Oil Bear Market Raises Pressure on Reluctant Norway Central BankBy
After starting to step away from further stimulus just a little more than a month ago, Norwegian policy makers now have to contend with a bear market in oil.
Brent crude has tumbled about 20 percent from a peak in June, eating into a rally that saw prices jump more than 80 percent since January.
The renewed decline could give pause to consumers in western Europe’s biggest oil producer, who have been hit by rising unemployment over the past two years amid massive job cuts from its biggest employers in the oil industry. That may also call into question the central bank’s view from June that it was nearing the end of an easing cycle after a recovery in crude prices.
"The increase in confidence that we have seen among Norwegian households is now in danger of being reversed," said Kari Due-Andresen, chief economist at Svenska Handelsbanken in Oslo. "With the recent drop in the oil price, the central bank’s argument to lift its rate path has now weakened.”
At their latest rate meeting in June, Norwegian policy makers left their key rate at 0.5 percent and raised their outlook away from a potential zero rate, arguing that the rebound in crude would stimulate growth, consumption and investments. At the same time, they indicated that they would probably lower rates at least once more.
Besides the drop in oil, their optimism has been warranted as key indicators have signaled the worst may be over for Norway’s economy. Inflation is picking up, production levels have bottomed out and the rise in unemployment has stalled.
According to Erik Bruce, a senior economist at Nordea, that could even be enough to avoid another rate cut all together.
"As long as we stay above $40 a barrel, there won’t be a dramatic impact," Bruce said. "We should also remember that the Norwegian krone has weakened due to lower oil price. This is important in the transition we now have to go through from oil related industry to other industries.”
Policy makers also look more at forward oil prices, where the decline has not been as big, according to Bruce.
"Our prognosis is still for a rate cut in September,” he said. “However, we are at a tipping point, and we could end up with an unchanged interest rate. We were much more confident about a rate cut before the summer. Now we are more uncertain.”

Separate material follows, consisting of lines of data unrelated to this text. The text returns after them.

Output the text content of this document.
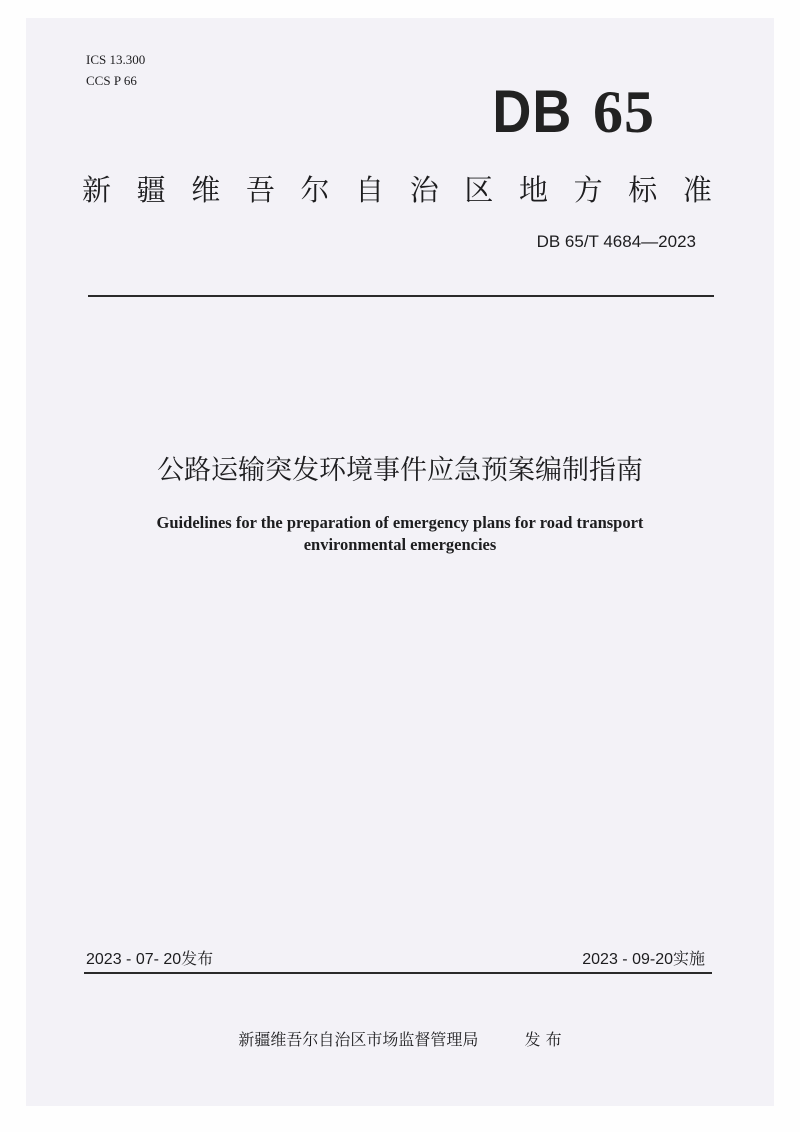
ICS 13.300

CCS P 66	DB 65
新 疆 维 吾 尔 自 治 区 地 方 标 准

DB 65/T 4684—2023

公路运输突发环境事件应急预案编制指南

Guidelines for the preparation of emergency plans for road transport
environmental emergencies

2023 - 07- 20发布	2023 - 09-20实施

新疆维吾尔自治区市场监督管理局	发 布
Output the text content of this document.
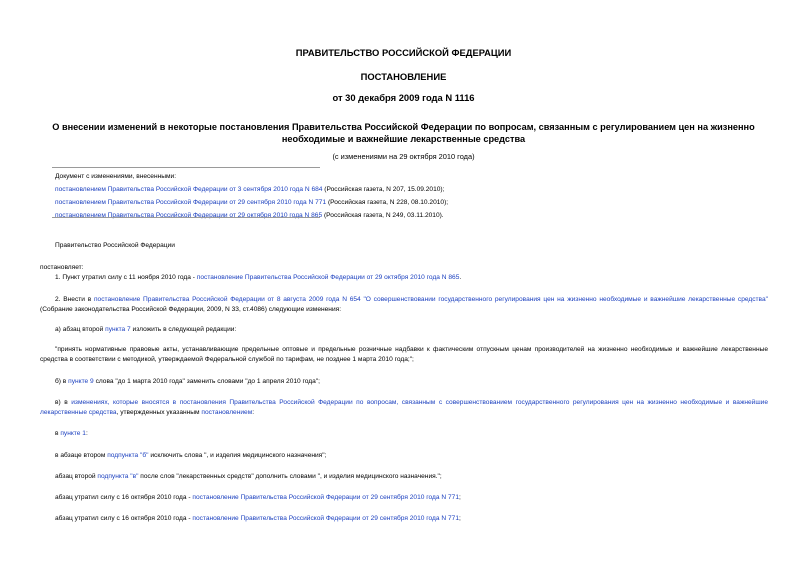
ПРАВИТЕЛЬСТВО РОССИЙСКОЙ ФЕДЕРАЦИИ
ПОСТАНОВЛЕНИЕ
от 30 декабря 2009 года N 1116
О внесении изменений в некоторые постановления Правительства Российской Федерации по вопросам, связанным с регулированием цен на жизненно
необходимые и важнейшие лекарственные средства
(с изменениями на 29 октября 2010 года)
Документ с изменениями, внесенными:
постановлением Правительства Российской Федерации от 3 сентября 2010 года N 684 (Российская газета, N 207, 15.09.2010);
постановлением Правительства Российской Федерации от 29 сентября 2010 года N 771 (Российская газета, N 228, 08.10.2010);
постановлением Правительства Российской Федерации от 29 октября 2010 года N 865 (Российская газета, N 249, 03.11.2010).
Правительство Российской Федерации
постановляет:
1. Пункт утратил силу с 11 ноября 2010 года - постановление Правительства Российской Федерации от 29 октября 2010 года N 865.
2. Внести в постановление Правительства Российской Федерации от 8 августа 2009 года N 654 "О совершенствовании государственного регулирования цен на жизненно необходимые и важнейшие лекарственные средства" (Собрание законодательства Российской Федерации, 2009, N 33, ст.4086) следующие изменения:
а) абзац второй пункта 7 изложить в следующей редакции:
"принять нормативные правовые акты, устанавливающие предельные оптовые и предельные розничные надбавки к фактическим отпускным ценам производителей на жизненно необходимые и важнейшие лекарственные средства в соответствии с методикой, утверждаемой Федеральной службой по тарифам, не позднее 1 марта 2010 года;";
б) в пункте 9 слова "до 1 марта 2010 года" заменить словами "до 1 апреля 2010 года";
в) в изменениях, которые вносятся в постановления Правительства Российской Федерации по вопросам, связанным с совершенствованием государственного регулирования цен на жизненно необходимые и важнейшие лекарственные средства, утвержденных указанным постановлением:
в пункте 1:
в абзаце втором подпункта "б" исключить слова ", и изделия медицинского назначения";
абзац второй подпункта "в" после слов "лекарственных средств" дополнить словами ", и изделия медицинского назначения.";
абзац утратил силу с 16 октября 2010 года - постановление Правительства Российской Федерации от 29 сентября 2010 года N 771;
абзац утратил силу с 16 октября 2010 года - постановление Правительства Российской Федерации от 29 сентября 2010 года N 771;
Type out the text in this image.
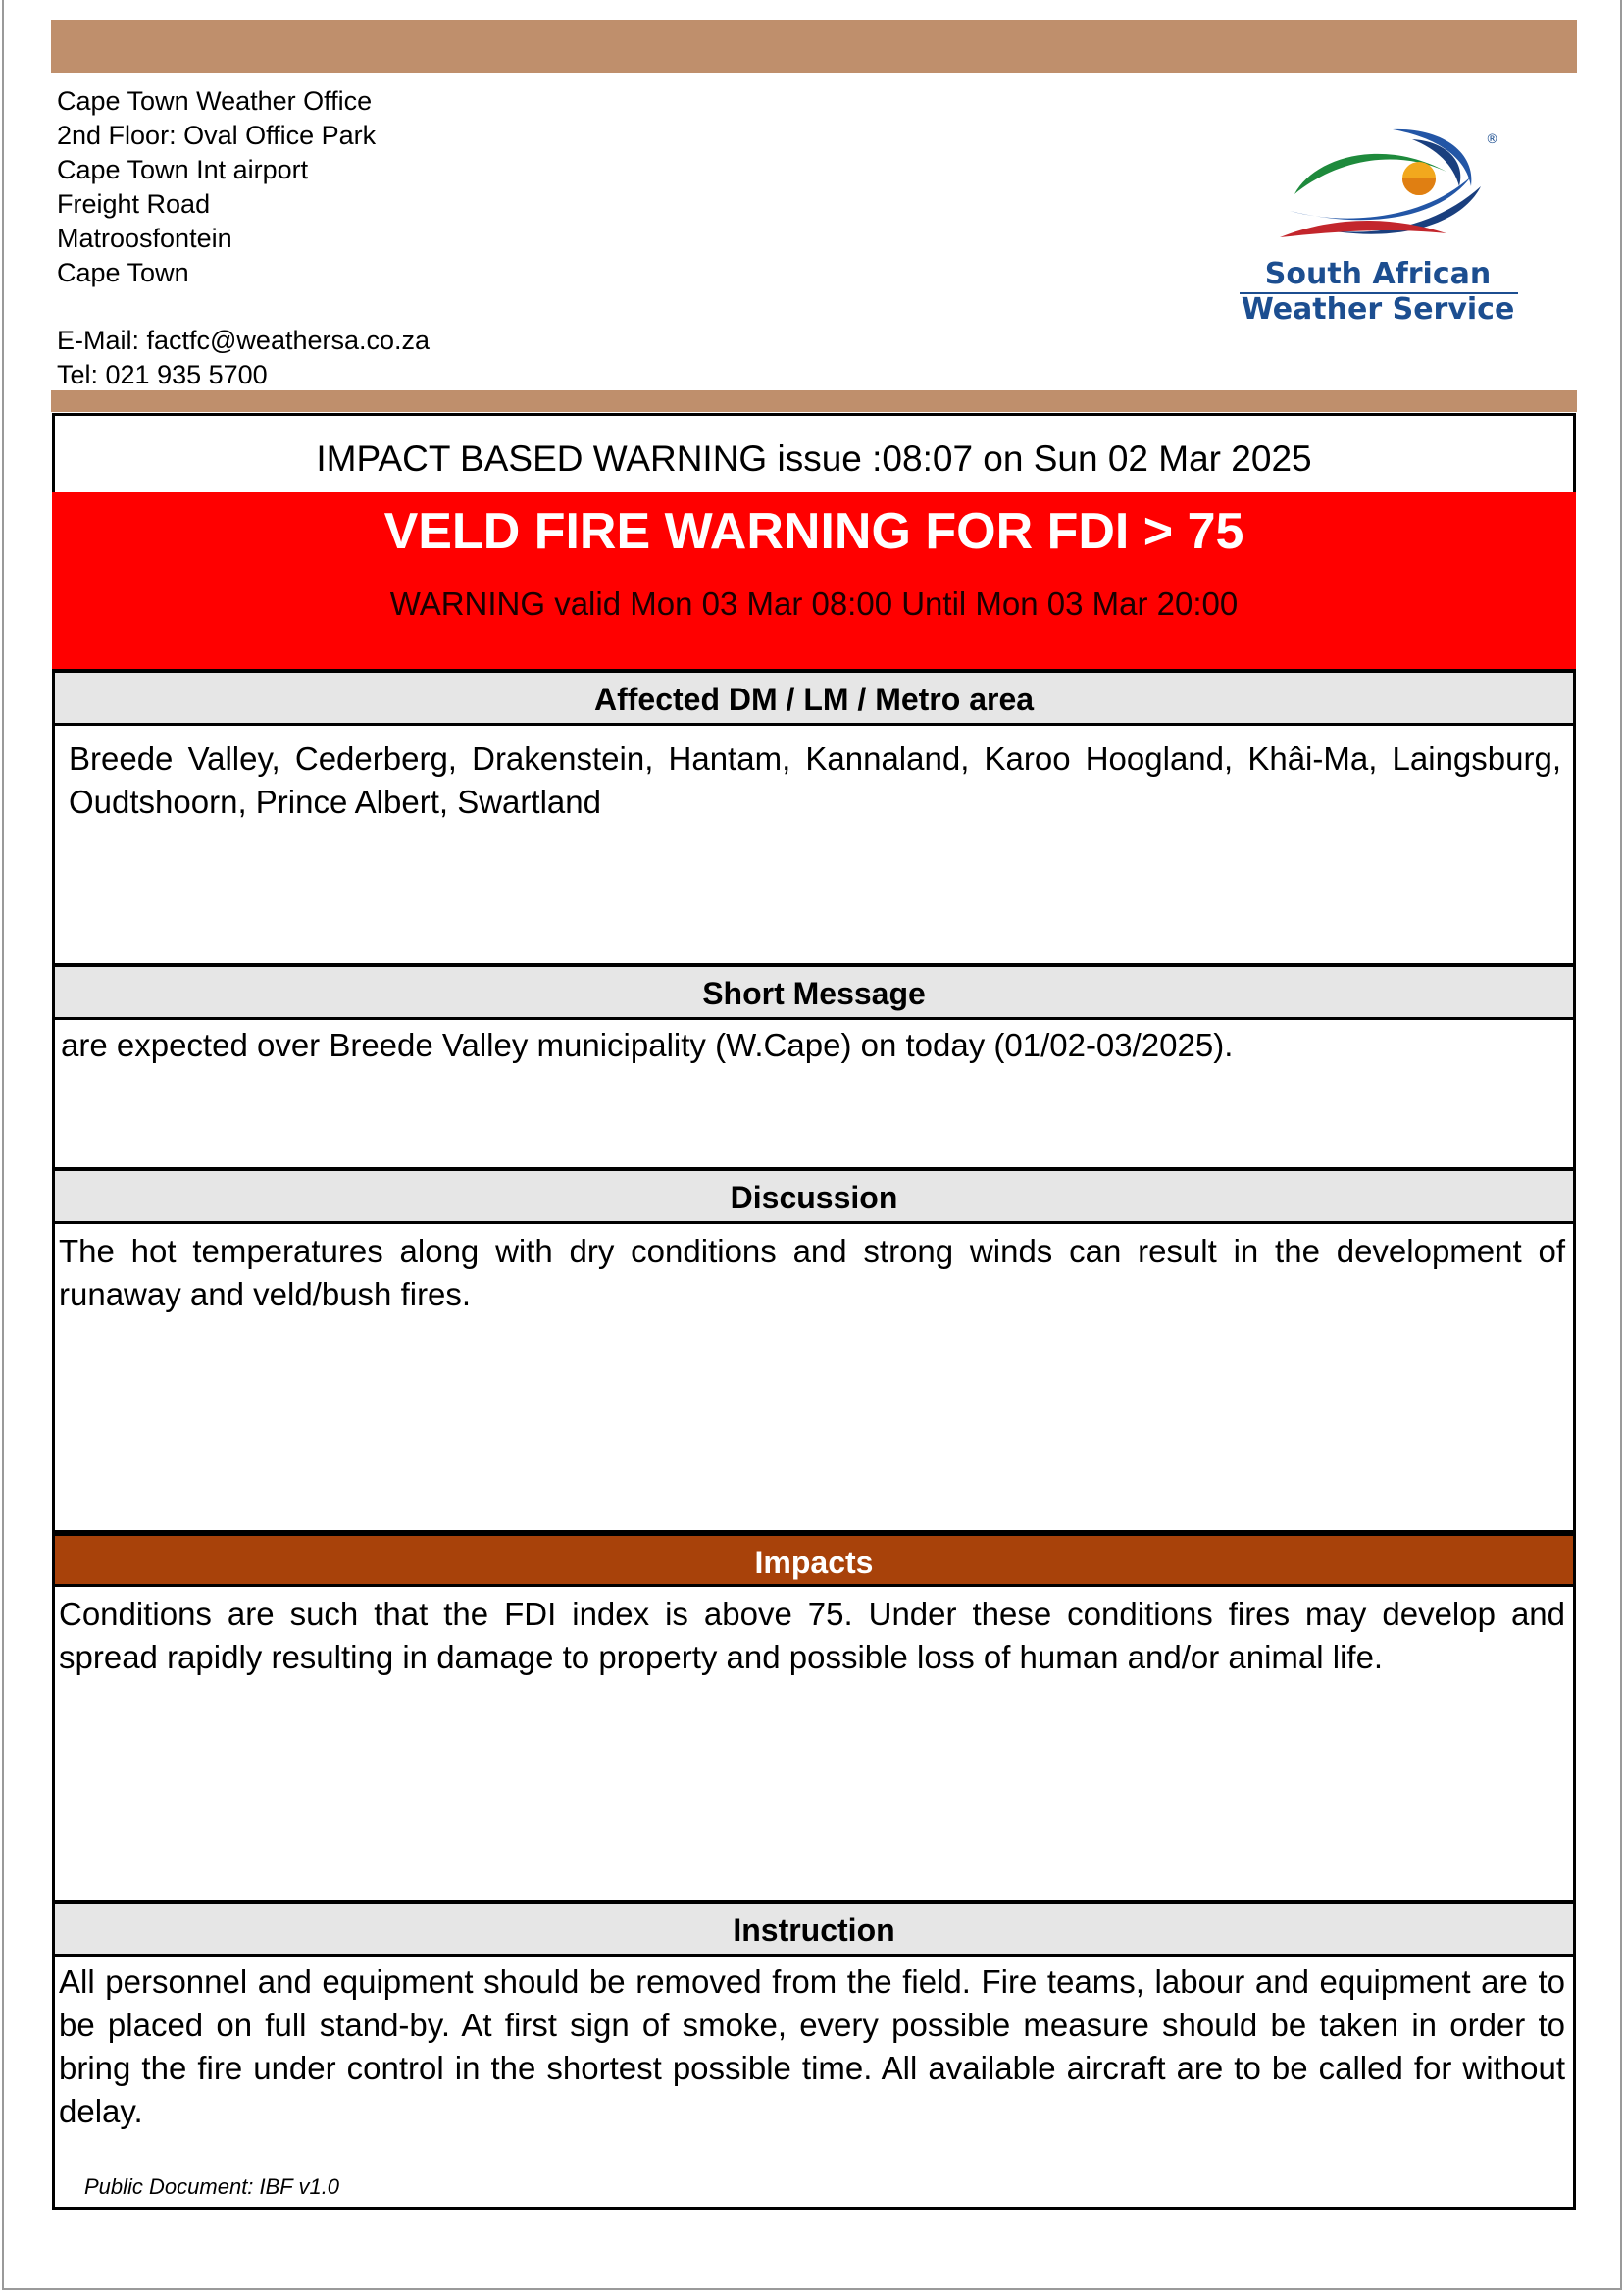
Cape Town Weather Office
2nd Floor: Oval Office Park
Cape Town Int airport
Freight Road
Matroosfontein
Cape Town
E-Mail: factfc@weathersa.co.za
Tel: 021 935 5700
®
South African
Weather Service
IMPACT BASED WARNING issue :08:07 on Sun 02 Mar 2025
VELD FIRE WARNING FOR FDI > 75
WARNING valid Mon 03 Mar 08:00 Until Mon 03 Mar 20:00
Affected DM / LM / Metro area
Breede Valley, Cederberg, Drakenstein, Hantam, Kannaland, Karoo Hoogland, Khâi-Ma, Laingsburg, Oudtshoorn, Prince Albert, Swartland
Short Message
are expected over Breede Valley municipality (W.Cape) on today (01/02-03/2025).
Discussion
The hot temperatures along with dry conditions and strong winds can result in the development of runaway and veld/bush fires.
Impacts
Conditions are such that the FDI index is above 75. Under these conditions fires may develop and spread rapidly resulting in damage to property and possible loss of human and/or animal life.
Instruction
All personnel and equipment should be removed from the field. Fire teams, labour and equipment are to be placed on full stand-by. At first sign of smoke, every possible measure should be taken in order to bring the fire under control in the shortest possible time. All available aircraft are to be called for without delay.
Public Document: IBF v1.0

The frothy housing market could also become a source of concern for the bank, which has in the past said it has kept rates higher than warranted to guard against financial instability. Data released on Wednesday showed home prices continued to surge in July, rising 8.8 percent on an annual basis, according to Real Estate Norway.
While house prices could be a concern, Due-Andresen at Handelsbanken said that improved economic data may not play much of a role since it has been in line with the central bank’s forecasts.
“The data is simply not good enough,” she said.